Önce şunu ifade edelim ki; İslam kıyamete dek tüm insanlığa gönderilmiş yegane dindir. Adem (as) den son peygamber Resûlullah (sav) a dek tüm peygamberlerin dini tektir ve islamdır. “Şüphesiz Allah katında din İslâm’dır.” (Ali İmran 3/19) “Kim İslâm’dan başka bir din ararsa, (bilsin ki o din) ondan kabul edilmeyecek ve o ahirette hüsrana uğrayanlardan olacaktır.” (Ali İmran 3/85)
Yani İbrahim (as) in dini de Musa (as) nın dini de İsa (as) nın dinide islamdır. Yahudilik ve hristiyanlık ise, ehli kitabın Tevrat ve incilin asıllarını tahrif ettikten sonra kendilerine taktıkları sıfatlardır. Kur'an-ı kerim de geçen Yahudilik ve hristiyanlık ifadeleri de bu manadadır. Yoksa Allah (cc) Musa (as) ya Yahudilik, isa (as) ya da hristiyanlık diye bir din göndermiş değildir.

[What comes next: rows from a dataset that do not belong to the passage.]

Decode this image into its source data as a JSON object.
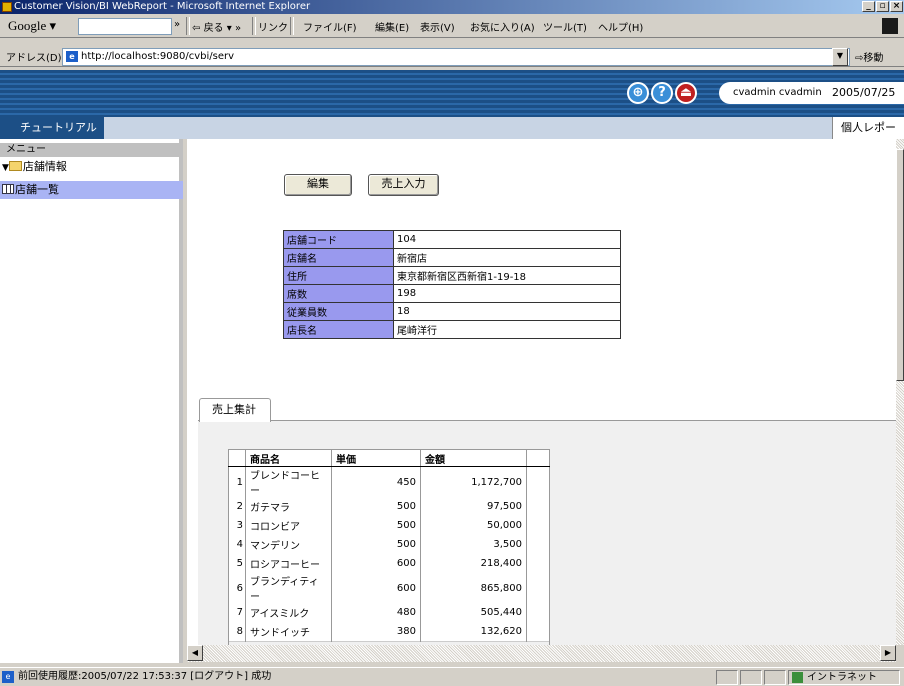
{
  "window": {
    "title": "Customer Vision/BI WebReport - Microsoft Internet Explorer"
  },
  "toolbar": {
    "google_label": "Google",
    "back_label": "戻る",
    "links_label": "リンク",
    "menu": [
      "ファイル(F)",
      "編集(E)",
      "表示(V)",
      "お気に入り(A)",
      "ツール(T)",
      "ヘルプ(H)"
    ]
  },
  "address": {
    "label": "アドレス(D)",
    "url": "http://localhost:9080/cvbi/serv",
    "go_label": "移動"
  },
  "header": {
    "user": "cvadmin cvadmin",
    "date": "2005/07/25"
  },
  "nav": {
    "tutorial": "チュートリアル",
    "personal_report": "個人レポート"
  },
  "sidebar": {
    "menu_header": "メニュー",
    "items": [
      {
        "label": "店舗情報"
      },
      {
        "label": "店舗一覧"
      }
    ]
  },
  "actions": {
    "edit": "編集",
    "sales_input": "売上入力"
  },
  "store_info": [
    {
      "label": "店舗コード",
      "value": "104"
    },
    {
      "label": "店舗名",
      "value": "新宿店"
    },
    {
      "label": "住所",
      "value": "東京都新宿区西新宿1-19-18"
    },
    {
      "label": "席数",
      "value": "198"
    },
    {
      "label": "従業員数",
      "value": "18"
    },
    {
      "label": "店長名",
      "value": "尾崎洋行"
    }
  ],
  "sales_tab": {
    "label": "売上集計"
  },
  "sales_table": {
    "headers": [
      "商品名",
      "単価",
      "金額"
    ],
    "rows": [
      {
        "idx": "1",
        "name": "ブレンドコーヒー",
        "price": "450",
        "amount": "1,172,700"
      },
      {
        "idx": "2",
        "name": "ガテマラ",
        "price": "500",
        "amount": "97,500"
      },
      {
        "idx": "3",
        "name": "コロンビア",
        "price": "500",
        "amount": "50,000"
      },
      {
        "idx": "4",
        "name": "マンデリン",
        "price": "500",
        "amount": "3,500"
      },
      {
        "idx": "5",
        "name": "ロシアコーヒー",
        "price": "600",
        "amount": "218,400"
      },
      {
        "idx": "6",
        "name": "ブランディティー",
        "price": "600",
        "amount": "865,800"
      },
      {
        "idx": "7",
        "name": "アイスミルク",
        "price": "480",
        "amount": "505,440"
      },
      {
        "idx": "8",
        "name": "サンドイッチ",
        "price": "380",
        "amount": "132,620"
      }
    ]
  },
  "status": {
    "text": "前回使用履歴:2005/07/22 17:53:37 [ログアウト] 成功",
    "zone": "イントラネット"
  },
  "colors": {
    "header_blue": "#1c4f86",
    "label_lavender": "#9999ee",
    "selected_item": "#a9b4f4"
  }
}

Dolayısıyla “Dinler arası diyalog” “semavî dinler” “İbrahimî dinler” gibi ifadelerdeki çoğul takıları Allah (cc) ın birden fazla din indirdiği izlenimi veriyor ki; buna inanmak imanı yok edebilecek tehlikededir.
“İbrahimî dinler” ifadesi ise İbrahim (as) e birden fazla din nisbet etmek olup aynı tehlikededir. “İbrahim, ne Yahudi idi, ne de Hıristiyan. Fakat o, hanif (Allah’ı bir tanıyan, hakka yönelen) bir müslümandı. Allah’a ortak koşanlardan da değildi.” (Ali İmran 3/67)

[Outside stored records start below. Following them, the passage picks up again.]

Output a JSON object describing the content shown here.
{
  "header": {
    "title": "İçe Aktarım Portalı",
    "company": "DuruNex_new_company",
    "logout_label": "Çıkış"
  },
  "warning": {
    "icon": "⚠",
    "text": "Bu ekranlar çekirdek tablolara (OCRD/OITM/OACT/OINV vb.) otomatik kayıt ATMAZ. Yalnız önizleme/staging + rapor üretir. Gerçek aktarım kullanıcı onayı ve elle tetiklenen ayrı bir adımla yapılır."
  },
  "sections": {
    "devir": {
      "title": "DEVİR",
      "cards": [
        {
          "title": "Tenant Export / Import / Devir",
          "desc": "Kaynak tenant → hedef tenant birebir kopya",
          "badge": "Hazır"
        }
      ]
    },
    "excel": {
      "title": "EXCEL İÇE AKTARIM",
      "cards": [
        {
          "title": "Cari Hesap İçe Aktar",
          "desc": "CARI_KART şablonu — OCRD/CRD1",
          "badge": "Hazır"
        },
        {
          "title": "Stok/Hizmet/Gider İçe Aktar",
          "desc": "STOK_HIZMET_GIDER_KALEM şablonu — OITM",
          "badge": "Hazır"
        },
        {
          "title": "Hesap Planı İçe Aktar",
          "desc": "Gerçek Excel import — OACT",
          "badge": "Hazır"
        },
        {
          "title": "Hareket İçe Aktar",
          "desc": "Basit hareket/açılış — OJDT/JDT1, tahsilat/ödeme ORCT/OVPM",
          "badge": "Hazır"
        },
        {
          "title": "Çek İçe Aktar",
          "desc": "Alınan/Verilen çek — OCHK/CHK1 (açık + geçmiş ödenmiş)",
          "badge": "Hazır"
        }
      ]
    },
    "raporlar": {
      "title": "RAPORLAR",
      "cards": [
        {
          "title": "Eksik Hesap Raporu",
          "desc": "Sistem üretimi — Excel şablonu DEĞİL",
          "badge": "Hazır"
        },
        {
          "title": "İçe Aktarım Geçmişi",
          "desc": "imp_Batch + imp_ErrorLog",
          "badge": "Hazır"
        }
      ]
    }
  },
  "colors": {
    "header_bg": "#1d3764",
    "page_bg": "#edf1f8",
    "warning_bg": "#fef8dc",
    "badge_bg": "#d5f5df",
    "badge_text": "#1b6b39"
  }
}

Diyalogcular da bu ifadelerde suçüstü olduklarının farkına vardılar ki; hilelerini kamufle edecek “dindarlar arası diyalaog” “medeniyetler arası diyalog” “medeniyetler ittifakı” gibi farklı söylemler geliştirdiler. Ancak isim değişikliği işin aslını değiştirmedi.
Diyalogdan maksat değişik inançlardaki insanlar arsında bir yakınlaşma ve hoşgörü ortamın oluşturulması olsa bu zaten asırlardır İslam ümmetinin uyguladığı bir şeydir. Tarih boyu ehli kitap İslam ve Müslümanlara hiçbir hoşgörü örneği sergilemediği halde ne oldu da bin beş yüz yıldır devam eden kin ve nefretten sonra tersi bir tavra büründü. Misyonerlik vb. maksatlarla özel yetiştirilmiş haham ve papazlarla yapılan bu çıkarma neyin nesi?…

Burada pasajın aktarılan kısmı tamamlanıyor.